Create diff table of two tables in a database

  • The new table will be named diff_data_v1_data_v2.
  • It will contains column_a, column_b, column_diff. Where column is every column_ from data_v1 and column_diff is a simple difference representation of columns _a and _b.
    • Columns _a and _b can be omitted with --no-a-b
dbx diff data_v1 data_v2 --db postgres://localhost/scratch --using id
# --db   : Used to define where to put the table.
# --using : Space delimited list of join columns.
# --no-a-b: [false] Omit the `_a` and `_b` columns showing the source data.
# --force : [false] Drops the destination diff table if it exists.

Import and diff two CSV files

Do the import and diff all at once!!!

dbx import_diff /path/to/data_v1.csv /path/to/data_v2.csv --db postgres://localhost/scratch --using id
# --db   : Used to define where to put the table.
# --column-patterns : [] Override the detected column type.
# --sample : [100] Number of rows to sample during column detection.
# --auto-index-pattern : [^(\w+_id|id)$] Creates indexes for columns matching the pattern
# --using : Space delimited list of join columns.
# --no-a-b: [false] Omit the `_a` and `_b` columns showing the source data.
# --force : [false] Drops the destination diff table if it exists.

List of Commands dbx help

Commands:
  dbx create SRC               # Create a table with types from SRC CSV file
  dbx diff TABLE_A TABLE_B     # Create diff table between TABLE_A and TABLE_B.
  dbx help [COMMAND]           # Describe available commands or one specific command
  dbx import SRC               # Import SRC CSV into table
  dbx import_diff SRC_A SRC_B  # Import then diff between SRC_A CSV and SRC_B CSV files.
  dbx types SRC                # Detect column types give a SRC CSV file

Options:
  [--db=Database URL: adapter://user:pass@host:port/db_name]
  [--column-patterns=List of column patterns to override type info]
  [--sample=Number of rows to sample for type detection]
                                                                     # Default: 100
  [--auto-index-pattern=Add index when column matches pattern]
                                                                     # Default: ^(\w+_id|id)$

Configuration

If the current path contains a dbx.yml file, it will be read first. Settings in the config file can still be overridden by command line arguments.

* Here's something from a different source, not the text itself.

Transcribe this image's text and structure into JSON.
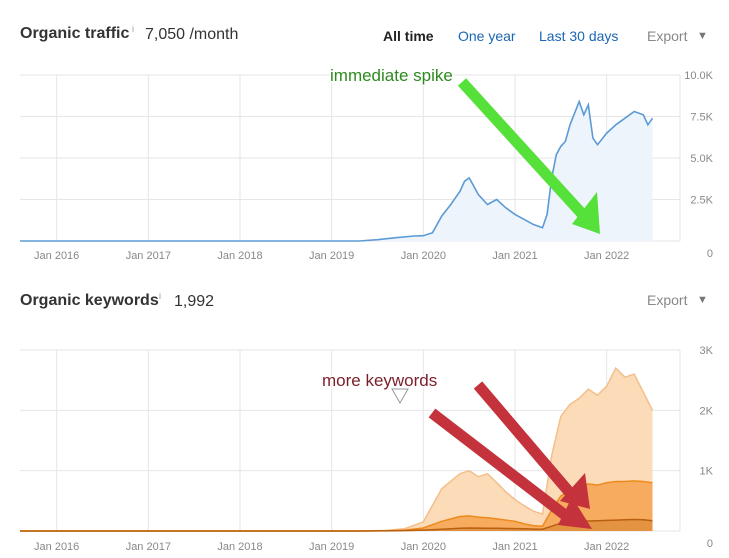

# Database receiving the imported and diff data.
db: postgres://localhost/scratch

# Column patterns are used to override column detection based on the a matched pattern in the name.
# This is useful for things like phone numbers and zip codes where they look like numbers, but should be strings.
column_patterns:
  phone_number: :string
  zipcode:      :string
  zip_code:     :string
  external_ref: :string

# Number of rows to sample for type detection
sample: 100

# Add index if column matches this pattern.
auto_index_pattern: _id$

Installation

Add this line to your application's Gemfile:

gem 'dbx'

And then execute:

$ bundle

Or install it yourself as:

$ gem install dbx

Development

After checking out the repo, run bin/setup to install dependencies. Then, run rake spec to run the tests. You can also run bin/console for an interactive prompt that will allow you to experiment.

To install this gem onto your local machine, run bundle exec rake install. To release a new version, update the version number in version.rb, and then run bundle exec rake release, which will create a git tag for the version, push git commits and tags, and push the .gem file to rubygems.org.

Contributing

Bug reports and pull requests are welcome on GitHub at https://github.com/ddrscott/dbx.

License

The gem is available as open source under the terms of the MIT License.